Never heard it but it makes me wonder if it's a highdea that him and Snoop came up with, to both record reggae albums, on the set of Half Baked.
Yes, I know what you ment. I am basing my conviction on experience. Wether drunk or sober: going on a western toilet is more natural for me (and i think most other westerners). It's not like I'm going to poop better now, if I switched.
There's been times when I've been constipated and I've put my feet up on something to mimic the squatting position. It really does help. Why am I talking about pooping in such detail on here?

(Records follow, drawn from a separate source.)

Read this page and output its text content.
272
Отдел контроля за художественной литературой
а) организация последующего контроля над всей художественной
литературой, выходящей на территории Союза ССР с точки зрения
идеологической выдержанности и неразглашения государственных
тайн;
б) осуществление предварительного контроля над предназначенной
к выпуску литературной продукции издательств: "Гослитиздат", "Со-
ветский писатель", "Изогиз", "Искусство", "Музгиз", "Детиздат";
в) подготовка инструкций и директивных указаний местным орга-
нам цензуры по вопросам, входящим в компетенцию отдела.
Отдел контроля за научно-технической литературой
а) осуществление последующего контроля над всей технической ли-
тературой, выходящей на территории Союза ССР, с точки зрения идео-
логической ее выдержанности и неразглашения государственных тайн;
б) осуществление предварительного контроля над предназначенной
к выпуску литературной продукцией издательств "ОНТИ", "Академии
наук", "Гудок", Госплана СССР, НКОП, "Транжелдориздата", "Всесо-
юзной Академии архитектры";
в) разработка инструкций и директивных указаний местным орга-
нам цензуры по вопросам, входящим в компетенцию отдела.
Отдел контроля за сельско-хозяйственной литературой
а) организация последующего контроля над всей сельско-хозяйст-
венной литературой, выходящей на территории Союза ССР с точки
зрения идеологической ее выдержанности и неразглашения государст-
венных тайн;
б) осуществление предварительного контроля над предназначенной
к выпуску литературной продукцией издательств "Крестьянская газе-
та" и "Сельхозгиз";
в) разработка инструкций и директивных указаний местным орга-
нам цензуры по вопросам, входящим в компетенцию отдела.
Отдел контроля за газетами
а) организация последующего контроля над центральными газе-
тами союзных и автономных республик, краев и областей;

You guys are crazy that thing in the floor of the bathroom is a very very tiny bathtub you're supposed to bend over and wash your hair in that
I wonder how we'll evolve, doing stuff like sitting to shit. I bet it's going to be ugly. Our world is just a hodgepodge of unhealthy activities.
I heard our necks are supposed to get longer (or maybe its shorter) because we're always looking down at our phones
When I was in Dubai airport I walked into a toilet and it was all squatting. I asked someone where the normal toilets were. It was a bit of a walk but I found them.
I bet we'll become trolls with vaginas for assholes that just stare at a computer screen attached to our genitals.
What am I supposed to do? Tell people not to sit on the toilet or use their phones? I don't think evolution is completely blind, but if it is...we're gonna turn out fucked up.